Making change
Given a set of denominations and an amount, find number of ways the amount can be expressed using the denominations provided.
Solution
- Start with a top down approach
- For a given amount using the first coin, calculate all possible ways the amount can be expressed
until the amount exceeds
while amount < 0 num_ways += recursive_function(amount, other_denominations) amount -= chosen_coin end
- Create the recursive function with base case when the amount is exceeded or when we run out of coins
- To avoid repeated calculations use a memo to store temporary solutions.
Code
def num_ways(amount, denom)
memo = {}
num_ways_helper(amount, denom, memo)
end
def num_ways_helper(amount, denom, memo)
memo_key = "#{amount.to_str}#{denom.to_str}"
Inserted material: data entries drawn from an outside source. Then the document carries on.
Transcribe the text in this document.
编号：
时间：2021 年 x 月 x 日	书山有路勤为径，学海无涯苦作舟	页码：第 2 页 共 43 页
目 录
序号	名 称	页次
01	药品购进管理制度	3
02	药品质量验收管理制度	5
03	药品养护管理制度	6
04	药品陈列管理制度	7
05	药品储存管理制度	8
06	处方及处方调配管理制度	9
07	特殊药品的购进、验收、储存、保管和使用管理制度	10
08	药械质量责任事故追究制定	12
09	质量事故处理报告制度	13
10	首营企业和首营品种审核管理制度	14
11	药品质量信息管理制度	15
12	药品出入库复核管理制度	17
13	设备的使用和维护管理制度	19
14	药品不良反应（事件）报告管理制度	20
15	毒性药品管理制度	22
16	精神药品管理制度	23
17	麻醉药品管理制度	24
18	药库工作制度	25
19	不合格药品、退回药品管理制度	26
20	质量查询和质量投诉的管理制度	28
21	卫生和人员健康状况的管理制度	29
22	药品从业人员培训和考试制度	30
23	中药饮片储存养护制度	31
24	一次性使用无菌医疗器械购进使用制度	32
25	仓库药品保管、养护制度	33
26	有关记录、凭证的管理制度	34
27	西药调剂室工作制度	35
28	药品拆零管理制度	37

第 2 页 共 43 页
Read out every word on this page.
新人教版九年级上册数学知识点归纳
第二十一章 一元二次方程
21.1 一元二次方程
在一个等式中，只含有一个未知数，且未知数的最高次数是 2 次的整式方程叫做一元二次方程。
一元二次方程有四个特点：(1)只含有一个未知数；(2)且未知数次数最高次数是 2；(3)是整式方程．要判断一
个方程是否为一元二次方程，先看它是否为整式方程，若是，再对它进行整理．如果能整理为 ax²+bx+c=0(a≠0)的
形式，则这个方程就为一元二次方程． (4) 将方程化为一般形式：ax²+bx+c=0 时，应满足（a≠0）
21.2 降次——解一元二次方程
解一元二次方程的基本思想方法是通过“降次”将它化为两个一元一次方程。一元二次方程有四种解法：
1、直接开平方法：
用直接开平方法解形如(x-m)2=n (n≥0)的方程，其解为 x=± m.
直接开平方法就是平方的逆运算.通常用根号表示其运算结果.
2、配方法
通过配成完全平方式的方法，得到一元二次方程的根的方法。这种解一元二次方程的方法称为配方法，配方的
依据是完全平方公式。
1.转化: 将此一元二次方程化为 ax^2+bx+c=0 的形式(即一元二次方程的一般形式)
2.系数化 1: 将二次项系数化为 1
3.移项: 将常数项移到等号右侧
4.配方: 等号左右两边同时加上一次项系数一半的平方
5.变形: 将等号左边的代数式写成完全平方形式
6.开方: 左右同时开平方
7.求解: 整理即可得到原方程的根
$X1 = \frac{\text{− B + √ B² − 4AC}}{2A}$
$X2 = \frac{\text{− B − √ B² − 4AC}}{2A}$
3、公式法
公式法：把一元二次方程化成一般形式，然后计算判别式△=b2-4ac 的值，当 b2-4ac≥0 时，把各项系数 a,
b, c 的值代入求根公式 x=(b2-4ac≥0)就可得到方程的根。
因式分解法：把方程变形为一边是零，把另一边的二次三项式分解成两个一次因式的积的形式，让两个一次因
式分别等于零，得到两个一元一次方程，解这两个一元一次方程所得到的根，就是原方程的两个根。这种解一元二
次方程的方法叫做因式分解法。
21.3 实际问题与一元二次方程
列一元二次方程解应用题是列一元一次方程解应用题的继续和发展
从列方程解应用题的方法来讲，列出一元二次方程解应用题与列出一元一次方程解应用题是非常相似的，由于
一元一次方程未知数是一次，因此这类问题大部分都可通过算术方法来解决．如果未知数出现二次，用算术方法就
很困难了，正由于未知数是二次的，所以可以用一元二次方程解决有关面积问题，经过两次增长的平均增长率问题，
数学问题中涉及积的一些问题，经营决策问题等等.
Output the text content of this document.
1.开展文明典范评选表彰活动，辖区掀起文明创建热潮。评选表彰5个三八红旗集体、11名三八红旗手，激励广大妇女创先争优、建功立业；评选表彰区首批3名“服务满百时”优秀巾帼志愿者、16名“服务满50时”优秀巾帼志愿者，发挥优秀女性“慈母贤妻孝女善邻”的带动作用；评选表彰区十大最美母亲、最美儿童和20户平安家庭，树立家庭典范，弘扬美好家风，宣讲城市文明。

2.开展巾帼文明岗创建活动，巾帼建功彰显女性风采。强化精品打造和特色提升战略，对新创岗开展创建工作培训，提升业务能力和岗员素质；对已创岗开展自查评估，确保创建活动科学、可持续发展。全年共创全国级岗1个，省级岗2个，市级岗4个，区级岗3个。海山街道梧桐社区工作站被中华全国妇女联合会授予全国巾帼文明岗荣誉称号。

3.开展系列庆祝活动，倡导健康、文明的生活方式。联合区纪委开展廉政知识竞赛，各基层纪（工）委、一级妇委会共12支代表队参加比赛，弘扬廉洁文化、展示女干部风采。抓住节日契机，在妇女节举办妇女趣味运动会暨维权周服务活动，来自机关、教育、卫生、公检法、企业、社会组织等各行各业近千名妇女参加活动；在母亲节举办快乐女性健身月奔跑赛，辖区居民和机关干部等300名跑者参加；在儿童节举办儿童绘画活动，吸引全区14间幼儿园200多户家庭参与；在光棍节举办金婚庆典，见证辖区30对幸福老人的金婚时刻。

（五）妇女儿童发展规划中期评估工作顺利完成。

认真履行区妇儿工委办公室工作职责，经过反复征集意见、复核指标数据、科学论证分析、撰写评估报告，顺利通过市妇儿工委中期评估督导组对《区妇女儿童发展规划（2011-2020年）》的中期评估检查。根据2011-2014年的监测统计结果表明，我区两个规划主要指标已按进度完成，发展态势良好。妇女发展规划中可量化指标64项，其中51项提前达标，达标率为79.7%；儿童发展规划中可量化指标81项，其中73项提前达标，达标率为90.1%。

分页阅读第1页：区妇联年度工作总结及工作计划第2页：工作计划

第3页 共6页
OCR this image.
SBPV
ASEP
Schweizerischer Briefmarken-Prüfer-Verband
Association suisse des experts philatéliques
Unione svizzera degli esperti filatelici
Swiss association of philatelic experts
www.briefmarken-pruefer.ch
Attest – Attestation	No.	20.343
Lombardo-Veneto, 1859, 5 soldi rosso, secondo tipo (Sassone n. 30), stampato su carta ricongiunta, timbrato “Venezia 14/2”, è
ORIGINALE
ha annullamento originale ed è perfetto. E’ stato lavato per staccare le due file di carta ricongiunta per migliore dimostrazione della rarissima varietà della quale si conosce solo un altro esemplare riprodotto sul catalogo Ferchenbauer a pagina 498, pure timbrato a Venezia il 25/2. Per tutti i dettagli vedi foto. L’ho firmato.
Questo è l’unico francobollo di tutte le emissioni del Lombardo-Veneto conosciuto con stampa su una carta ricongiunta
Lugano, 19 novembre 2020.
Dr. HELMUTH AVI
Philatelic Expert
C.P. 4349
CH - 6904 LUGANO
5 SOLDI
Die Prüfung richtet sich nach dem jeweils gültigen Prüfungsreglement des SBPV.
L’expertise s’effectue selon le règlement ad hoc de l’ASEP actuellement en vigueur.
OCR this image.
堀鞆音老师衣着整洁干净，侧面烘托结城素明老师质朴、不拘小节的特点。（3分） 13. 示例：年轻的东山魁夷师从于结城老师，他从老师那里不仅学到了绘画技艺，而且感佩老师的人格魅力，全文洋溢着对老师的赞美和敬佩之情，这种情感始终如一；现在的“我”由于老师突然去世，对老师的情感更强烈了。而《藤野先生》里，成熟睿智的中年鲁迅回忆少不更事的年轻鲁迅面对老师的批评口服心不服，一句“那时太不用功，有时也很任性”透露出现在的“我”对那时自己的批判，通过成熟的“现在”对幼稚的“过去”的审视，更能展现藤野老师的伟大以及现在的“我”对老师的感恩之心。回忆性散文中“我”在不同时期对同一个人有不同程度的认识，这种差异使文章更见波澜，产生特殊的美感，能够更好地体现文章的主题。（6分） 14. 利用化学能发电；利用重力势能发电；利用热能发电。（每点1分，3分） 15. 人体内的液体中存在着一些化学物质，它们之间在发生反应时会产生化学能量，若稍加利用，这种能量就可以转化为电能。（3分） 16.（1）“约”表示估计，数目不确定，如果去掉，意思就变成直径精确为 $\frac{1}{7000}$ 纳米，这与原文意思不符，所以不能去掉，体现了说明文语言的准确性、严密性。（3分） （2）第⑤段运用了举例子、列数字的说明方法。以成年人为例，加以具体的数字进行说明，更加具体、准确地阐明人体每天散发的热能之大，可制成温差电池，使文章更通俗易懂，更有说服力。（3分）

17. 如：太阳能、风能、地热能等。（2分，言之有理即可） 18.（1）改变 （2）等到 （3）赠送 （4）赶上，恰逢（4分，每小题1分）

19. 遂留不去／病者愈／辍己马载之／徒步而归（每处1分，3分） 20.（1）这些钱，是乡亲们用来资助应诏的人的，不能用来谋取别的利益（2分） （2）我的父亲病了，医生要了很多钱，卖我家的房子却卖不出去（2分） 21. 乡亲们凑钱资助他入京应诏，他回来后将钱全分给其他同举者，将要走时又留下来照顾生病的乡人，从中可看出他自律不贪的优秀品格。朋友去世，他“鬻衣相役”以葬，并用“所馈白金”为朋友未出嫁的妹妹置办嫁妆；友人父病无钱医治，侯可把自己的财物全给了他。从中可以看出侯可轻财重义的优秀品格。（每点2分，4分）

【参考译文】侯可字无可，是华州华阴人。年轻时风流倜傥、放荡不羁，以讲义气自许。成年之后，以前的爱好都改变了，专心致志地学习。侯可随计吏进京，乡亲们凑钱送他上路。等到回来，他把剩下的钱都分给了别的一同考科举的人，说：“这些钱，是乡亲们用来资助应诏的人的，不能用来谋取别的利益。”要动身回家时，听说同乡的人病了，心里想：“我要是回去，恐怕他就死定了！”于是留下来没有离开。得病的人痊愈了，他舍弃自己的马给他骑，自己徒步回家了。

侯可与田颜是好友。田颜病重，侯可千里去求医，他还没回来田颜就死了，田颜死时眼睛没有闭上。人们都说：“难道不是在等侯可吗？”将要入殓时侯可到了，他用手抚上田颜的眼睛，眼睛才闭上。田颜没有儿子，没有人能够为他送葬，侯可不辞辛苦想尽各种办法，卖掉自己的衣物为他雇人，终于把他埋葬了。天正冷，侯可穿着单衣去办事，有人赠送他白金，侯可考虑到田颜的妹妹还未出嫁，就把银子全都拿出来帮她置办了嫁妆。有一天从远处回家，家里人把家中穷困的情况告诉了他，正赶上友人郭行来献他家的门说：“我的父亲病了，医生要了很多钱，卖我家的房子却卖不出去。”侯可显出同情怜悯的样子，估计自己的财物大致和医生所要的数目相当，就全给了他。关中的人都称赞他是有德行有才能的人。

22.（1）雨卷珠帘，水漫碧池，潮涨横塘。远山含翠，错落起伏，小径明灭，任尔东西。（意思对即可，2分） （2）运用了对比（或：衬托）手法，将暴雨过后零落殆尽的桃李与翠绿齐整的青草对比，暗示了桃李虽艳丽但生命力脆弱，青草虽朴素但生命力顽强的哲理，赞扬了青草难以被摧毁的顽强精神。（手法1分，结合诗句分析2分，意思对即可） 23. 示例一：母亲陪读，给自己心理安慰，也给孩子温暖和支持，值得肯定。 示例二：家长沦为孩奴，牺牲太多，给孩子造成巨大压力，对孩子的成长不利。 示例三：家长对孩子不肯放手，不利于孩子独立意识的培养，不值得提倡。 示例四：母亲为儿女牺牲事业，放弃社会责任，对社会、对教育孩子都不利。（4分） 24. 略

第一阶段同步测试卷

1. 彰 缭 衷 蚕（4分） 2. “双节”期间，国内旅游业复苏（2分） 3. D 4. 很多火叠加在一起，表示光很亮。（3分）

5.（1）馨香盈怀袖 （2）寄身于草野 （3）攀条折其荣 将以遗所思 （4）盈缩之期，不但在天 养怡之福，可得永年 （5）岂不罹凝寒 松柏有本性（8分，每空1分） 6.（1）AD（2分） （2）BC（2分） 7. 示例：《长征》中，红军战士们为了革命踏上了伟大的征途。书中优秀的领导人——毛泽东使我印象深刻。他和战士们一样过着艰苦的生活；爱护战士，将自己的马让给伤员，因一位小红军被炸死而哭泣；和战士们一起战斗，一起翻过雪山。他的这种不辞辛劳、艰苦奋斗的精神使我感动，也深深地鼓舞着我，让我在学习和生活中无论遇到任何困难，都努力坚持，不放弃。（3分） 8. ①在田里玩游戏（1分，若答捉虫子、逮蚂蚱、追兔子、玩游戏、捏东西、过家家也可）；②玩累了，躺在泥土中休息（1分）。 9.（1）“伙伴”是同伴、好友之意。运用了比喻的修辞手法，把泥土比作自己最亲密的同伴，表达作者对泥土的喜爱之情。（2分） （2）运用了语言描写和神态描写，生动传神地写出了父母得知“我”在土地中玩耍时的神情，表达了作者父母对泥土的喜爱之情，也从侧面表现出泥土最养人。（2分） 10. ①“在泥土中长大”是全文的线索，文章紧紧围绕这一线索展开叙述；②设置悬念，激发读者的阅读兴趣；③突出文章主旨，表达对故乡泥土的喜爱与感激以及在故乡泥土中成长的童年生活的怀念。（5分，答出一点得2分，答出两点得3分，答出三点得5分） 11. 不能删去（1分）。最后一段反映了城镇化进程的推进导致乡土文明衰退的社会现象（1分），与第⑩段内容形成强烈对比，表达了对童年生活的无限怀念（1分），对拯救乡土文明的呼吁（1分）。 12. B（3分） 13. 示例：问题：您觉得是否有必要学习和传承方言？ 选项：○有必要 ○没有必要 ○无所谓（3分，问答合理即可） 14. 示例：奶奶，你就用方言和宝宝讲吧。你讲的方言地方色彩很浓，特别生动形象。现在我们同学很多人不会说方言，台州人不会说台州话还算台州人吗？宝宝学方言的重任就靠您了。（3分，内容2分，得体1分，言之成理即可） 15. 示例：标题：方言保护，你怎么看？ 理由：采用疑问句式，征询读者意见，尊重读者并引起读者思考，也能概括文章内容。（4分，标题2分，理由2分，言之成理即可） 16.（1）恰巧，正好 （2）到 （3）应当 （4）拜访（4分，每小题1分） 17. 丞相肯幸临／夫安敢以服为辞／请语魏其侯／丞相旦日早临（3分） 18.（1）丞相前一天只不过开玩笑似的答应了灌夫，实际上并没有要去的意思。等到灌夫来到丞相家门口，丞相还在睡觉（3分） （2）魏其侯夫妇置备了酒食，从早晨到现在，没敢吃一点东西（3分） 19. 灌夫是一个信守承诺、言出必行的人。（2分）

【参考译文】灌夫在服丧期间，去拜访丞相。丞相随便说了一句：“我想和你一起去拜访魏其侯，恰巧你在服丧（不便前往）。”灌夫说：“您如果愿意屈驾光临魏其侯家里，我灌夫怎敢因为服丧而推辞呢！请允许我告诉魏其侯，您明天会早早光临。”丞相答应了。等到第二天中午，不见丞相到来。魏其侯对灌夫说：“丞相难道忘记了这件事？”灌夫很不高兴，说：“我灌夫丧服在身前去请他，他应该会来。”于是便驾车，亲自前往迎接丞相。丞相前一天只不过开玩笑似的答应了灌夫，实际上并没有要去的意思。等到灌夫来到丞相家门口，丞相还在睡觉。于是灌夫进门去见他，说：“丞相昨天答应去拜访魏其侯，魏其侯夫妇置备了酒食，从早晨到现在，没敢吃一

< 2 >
return memo[memo_key] if memo[memo_key]
return 1 if amount == 0
return 0 if amount < 0 || denom.length == 0
chosen_denom = denom.first
other_denom = denom[1..denom.size]
num_ways = 0
while amount < 0
num_ways += num_ways_helper(amount, other_denoms, memo)
amount -= chosen_denom
end
memo[memo_key] = num_ways
num_ways
end
Code without recursion
num_ways = [0] * amount
num_ways[0] = 1
def num_ways(amount, denom_array)
for i in 0..amount do
denom_array.each do |current_denom|
if i >= current_denom
num_ways[i] += num_ways[i-current_denom]
end
end
end
return num_ways[amount]
end
Complexity
O(m*n) where m is the number of denoms, and n is the amount